The former teammates took advantage of the matchup to have some fun. As Maddux strolled toward the plate for his first at-bat, Smoltz took off his cap and doffed his bald head toward the box -- a clear reference to Maddux saying a day earlier that he had more hair.
"I was trying to blind him at the plate with my head," Smoltz quipped.
Countered Maddux, "I loved it. I saw the ball better."
Obviously. The 41-year-old Maddux lined the first pitch up the middle for a single, turning the standing ovation he got stepping into the box to good-natured boos. Maddux yukked it up with first-base coach Bobby Meachem, while Smoltz didn't dare look that way.
He did notice that Maddux asked for the ball. It was displayed proudly in his Padres locker after the game.
For most of the night, though, this game was nothing personal. Maddux cursed out loud several times, most visibly after he botched a grounder up the middle to give Andruw Jones a gift single.
Jones stole second and moved to third on a grounder, prompting the Padres to call Meredith out of the bullpen. Maddux received another standing ovation on his way to the dugout, then watched Meredith work out of the jam.

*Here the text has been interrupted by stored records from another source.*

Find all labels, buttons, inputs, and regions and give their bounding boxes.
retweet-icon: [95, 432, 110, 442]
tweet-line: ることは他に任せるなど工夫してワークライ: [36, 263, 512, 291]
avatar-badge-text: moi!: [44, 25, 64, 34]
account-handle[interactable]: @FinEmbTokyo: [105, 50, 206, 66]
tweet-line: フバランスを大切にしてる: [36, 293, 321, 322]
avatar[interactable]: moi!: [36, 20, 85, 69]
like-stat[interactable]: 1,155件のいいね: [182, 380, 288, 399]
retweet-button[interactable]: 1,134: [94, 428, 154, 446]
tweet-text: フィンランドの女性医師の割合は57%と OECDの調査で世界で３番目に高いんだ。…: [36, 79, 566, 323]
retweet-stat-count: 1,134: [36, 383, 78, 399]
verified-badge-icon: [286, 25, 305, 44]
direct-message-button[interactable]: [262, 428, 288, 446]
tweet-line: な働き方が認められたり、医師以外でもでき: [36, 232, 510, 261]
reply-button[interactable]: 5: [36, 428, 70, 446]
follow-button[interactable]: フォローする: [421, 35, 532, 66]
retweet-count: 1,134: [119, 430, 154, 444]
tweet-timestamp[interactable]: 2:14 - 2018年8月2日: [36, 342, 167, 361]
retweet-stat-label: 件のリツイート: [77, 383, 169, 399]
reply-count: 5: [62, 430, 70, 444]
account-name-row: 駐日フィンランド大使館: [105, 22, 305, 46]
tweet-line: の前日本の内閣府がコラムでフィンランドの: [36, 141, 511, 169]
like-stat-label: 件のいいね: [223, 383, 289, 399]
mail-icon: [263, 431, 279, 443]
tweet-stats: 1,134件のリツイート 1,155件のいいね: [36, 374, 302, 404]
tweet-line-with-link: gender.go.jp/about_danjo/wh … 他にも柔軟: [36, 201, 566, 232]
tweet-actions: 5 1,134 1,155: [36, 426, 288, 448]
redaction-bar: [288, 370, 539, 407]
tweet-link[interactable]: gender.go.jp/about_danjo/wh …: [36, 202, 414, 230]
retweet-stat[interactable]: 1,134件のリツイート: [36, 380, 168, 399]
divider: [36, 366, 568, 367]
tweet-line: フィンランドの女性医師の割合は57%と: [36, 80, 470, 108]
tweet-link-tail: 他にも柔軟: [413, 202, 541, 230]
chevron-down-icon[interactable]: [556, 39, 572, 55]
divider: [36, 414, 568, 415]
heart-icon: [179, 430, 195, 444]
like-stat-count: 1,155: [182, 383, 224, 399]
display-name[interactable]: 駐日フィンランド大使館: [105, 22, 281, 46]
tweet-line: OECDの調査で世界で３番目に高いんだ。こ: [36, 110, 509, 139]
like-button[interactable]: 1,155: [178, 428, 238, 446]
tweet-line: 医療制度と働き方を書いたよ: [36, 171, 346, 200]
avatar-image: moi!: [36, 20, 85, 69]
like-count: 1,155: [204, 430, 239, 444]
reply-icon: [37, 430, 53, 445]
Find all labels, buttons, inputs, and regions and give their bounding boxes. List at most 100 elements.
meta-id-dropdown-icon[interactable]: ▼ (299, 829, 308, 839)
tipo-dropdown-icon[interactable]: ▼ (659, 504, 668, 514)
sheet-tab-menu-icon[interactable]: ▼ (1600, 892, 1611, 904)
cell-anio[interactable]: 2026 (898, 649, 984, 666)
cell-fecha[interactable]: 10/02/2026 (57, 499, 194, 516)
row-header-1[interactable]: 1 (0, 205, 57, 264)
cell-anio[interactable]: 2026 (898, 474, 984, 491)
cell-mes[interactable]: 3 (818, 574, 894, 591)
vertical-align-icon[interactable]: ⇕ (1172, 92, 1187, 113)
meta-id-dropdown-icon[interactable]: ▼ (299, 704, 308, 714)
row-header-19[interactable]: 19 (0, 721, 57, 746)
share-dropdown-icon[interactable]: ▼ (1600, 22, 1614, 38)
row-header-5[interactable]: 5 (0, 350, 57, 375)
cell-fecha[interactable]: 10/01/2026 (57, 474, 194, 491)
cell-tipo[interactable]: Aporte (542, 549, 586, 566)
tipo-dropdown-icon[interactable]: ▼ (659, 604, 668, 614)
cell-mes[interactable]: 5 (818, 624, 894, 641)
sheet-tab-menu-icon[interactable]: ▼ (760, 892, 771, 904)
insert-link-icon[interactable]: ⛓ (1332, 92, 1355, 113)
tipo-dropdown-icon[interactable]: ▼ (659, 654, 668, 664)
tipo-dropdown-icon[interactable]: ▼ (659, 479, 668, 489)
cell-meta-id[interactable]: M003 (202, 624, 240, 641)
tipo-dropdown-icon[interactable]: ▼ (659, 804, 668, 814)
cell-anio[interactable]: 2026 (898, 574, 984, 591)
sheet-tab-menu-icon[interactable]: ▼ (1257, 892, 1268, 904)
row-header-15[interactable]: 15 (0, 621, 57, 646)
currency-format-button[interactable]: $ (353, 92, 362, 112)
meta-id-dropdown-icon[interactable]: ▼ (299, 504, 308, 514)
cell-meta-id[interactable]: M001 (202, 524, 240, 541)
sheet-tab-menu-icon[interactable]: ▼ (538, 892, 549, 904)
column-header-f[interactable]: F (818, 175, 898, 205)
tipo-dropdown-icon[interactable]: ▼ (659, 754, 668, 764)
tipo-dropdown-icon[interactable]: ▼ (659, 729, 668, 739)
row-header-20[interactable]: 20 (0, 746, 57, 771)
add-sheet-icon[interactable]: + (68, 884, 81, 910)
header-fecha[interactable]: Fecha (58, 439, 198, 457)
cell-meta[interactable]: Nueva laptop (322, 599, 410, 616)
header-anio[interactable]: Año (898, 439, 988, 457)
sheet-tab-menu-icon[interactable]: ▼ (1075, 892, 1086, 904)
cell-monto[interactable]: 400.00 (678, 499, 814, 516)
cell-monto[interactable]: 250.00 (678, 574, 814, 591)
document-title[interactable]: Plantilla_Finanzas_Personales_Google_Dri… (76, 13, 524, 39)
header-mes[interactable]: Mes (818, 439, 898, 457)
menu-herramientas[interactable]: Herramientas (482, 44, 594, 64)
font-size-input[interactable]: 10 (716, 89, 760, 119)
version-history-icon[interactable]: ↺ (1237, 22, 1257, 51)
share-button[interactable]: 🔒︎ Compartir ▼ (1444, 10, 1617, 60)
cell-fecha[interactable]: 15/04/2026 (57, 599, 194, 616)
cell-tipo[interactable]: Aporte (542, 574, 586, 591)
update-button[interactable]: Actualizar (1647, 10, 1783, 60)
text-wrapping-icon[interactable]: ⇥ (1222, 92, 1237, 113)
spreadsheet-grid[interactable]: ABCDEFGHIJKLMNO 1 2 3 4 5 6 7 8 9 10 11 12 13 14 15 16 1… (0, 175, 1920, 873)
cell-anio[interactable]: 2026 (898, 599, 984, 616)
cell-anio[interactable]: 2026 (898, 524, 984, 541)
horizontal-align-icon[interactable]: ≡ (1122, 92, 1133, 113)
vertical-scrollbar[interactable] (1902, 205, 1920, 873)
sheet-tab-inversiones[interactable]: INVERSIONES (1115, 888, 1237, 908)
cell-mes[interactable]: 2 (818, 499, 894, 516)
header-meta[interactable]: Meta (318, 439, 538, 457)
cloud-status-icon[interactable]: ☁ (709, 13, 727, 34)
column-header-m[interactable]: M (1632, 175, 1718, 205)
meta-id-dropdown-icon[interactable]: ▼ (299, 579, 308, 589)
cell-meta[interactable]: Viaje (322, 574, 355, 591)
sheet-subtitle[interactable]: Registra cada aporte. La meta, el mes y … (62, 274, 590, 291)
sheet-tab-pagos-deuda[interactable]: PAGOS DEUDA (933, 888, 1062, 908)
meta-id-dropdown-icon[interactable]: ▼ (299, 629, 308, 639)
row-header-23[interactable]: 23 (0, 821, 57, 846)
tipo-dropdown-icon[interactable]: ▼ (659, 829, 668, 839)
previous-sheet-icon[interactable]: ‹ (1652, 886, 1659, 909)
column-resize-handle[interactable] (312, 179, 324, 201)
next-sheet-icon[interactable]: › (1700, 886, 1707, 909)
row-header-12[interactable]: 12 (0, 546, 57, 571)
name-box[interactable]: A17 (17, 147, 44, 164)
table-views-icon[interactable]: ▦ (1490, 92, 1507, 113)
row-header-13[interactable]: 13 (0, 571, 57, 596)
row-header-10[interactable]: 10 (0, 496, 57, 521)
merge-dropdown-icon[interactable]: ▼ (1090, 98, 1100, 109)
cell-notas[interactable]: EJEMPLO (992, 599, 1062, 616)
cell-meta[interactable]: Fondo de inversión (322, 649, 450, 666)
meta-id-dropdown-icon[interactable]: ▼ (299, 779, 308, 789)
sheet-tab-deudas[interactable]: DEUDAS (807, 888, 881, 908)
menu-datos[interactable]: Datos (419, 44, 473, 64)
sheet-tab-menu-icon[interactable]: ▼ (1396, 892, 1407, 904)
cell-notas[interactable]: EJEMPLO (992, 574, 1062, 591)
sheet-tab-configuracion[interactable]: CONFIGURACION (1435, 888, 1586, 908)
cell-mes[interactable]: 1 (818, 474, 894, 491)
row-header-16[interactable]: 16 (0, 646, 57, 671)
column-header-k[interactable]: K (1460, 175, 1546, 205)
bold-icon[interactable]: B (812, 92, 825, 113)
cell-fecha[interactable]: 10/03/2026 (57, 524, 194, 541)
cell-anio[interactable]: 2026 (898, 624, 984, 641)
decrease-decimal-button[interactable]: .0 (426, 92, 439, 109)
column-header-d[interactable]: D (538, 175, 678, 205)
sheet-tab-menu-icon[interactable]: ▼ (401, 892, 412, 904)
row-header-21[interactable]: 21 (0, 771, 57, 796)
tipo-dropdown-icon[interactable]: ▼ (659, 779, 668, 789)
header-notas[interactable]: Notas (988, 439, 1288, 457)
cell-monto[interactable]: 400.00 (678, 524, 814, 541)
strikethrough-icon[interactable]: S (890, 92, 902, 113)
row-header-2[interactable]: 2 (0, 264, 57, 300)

"I kind of tried too hard too early and burned out too soon," Maddux conceded. "I put a lot of pressure on the bullpen. That makes it tough, asking your bullpen to try to cover pretty much four innings."
Still, he appreciated the love shown by Atlanta's fans, who have not forgotten a long tenure that began with three straight Cy Young Awards in the 1990s when Atlanta had the game's most envied rotation.
Smoltz is the only one still wearing the tomahawk. Tom Glavine now pitches for the New York Mets. Maddux left after the 2003 season, bouncing from the Chicago Cubs to the Los Angeles Dodgers before landing in San Diego.
"What a magnificent group," Padres manager Bud Black marveled. "Those three guys epitomize pitching. And what is impressive to me is passing the test of time so dominantly. That's what really sticks out for me."
- Maddux remained at 335 wins, while Smoltz -- less than a week from his 40th birthday -- picked up his 198th career victory.
- The crowd of 36,523 was Atlanta's biggest midweek turnout of the season.
- Maddux has 3,195 strikeouts, moving past Ferguson Jenkins for 11th place on the career list.
- Smoltz holds a 3-1 edge over Maddux.
- Harris had two hits and a walk, raising his average to .417. He also picked up his fourth stolen base.